Be there in August when a hundred square yard piece of land is pelted by golf ball size balls from the heavens (or hell) heat or rains ravish a few vineyards, where the farmers cannot water… it is a most amazing place.
a place that you can taste the difference of the chardonnay grapes so distinctly on this side of N74 compared to that side…

It means you need to learn how to use google or another search engine. fwiw - Google Suche

Well if it’s all that, then 48 dollars and change sounds like a bargain.

Silliness. Prices have escalated absurdly in Burgundy, which may be hard to farm but certainly not as hard to farm as the Northern Rhône. The scarcity may be a real thing, but there are metric tons of good Burgundy out there and I get several offers every day. Some offers I trust, some I don’t. But there are dozens of excellent and hardworking producers there and even a Plebe like me can get both mid-range and high end Burgundy if I’m willing to pay the inflated prices.

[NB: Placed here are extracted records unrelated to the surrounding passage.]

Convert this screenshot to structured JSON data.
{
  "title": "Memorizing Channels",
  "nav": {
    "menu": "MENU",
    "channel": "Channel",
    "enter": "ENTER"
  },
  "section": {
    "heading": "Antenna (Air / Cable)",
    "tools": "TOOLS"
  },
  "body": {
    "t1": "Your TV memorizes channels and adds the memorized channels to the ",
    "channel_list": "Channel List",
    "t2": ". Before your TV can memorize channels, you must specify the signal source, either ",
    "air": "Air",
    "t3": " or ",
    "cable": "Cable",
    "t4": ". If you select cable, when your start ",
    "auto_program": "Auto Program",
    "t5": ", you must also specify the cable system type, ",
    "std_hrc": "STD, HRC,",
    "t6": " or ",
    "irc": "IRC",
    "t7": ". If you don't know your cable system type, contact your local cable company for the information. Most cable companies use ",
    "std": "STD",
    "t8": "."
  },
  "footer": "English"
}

It’s not all that different from Piemonte where there are a handful of big names that command absurd prices and dozens of relatively lesser known producers with great vineyards and great history and they’re kicking up their prices. In both regions it’s just hard to k ow what’s really good and what’s just okay.

Hi Noah,
I’ve always wanted to ask, in your photo, it appears the head which is pasted on to another body, is that so?
and if it is so, is it your body from another photo? With your head?
Or something entirely different?

William,

Noah’s photo isn’t Dr. Noah; it’s Dr. No. He’s a James Bond villain. The shirt collar is causing the effect you note. Check out the film. It’s great.

Cheers,
fred

Funny, I always wondered about his odd photo too!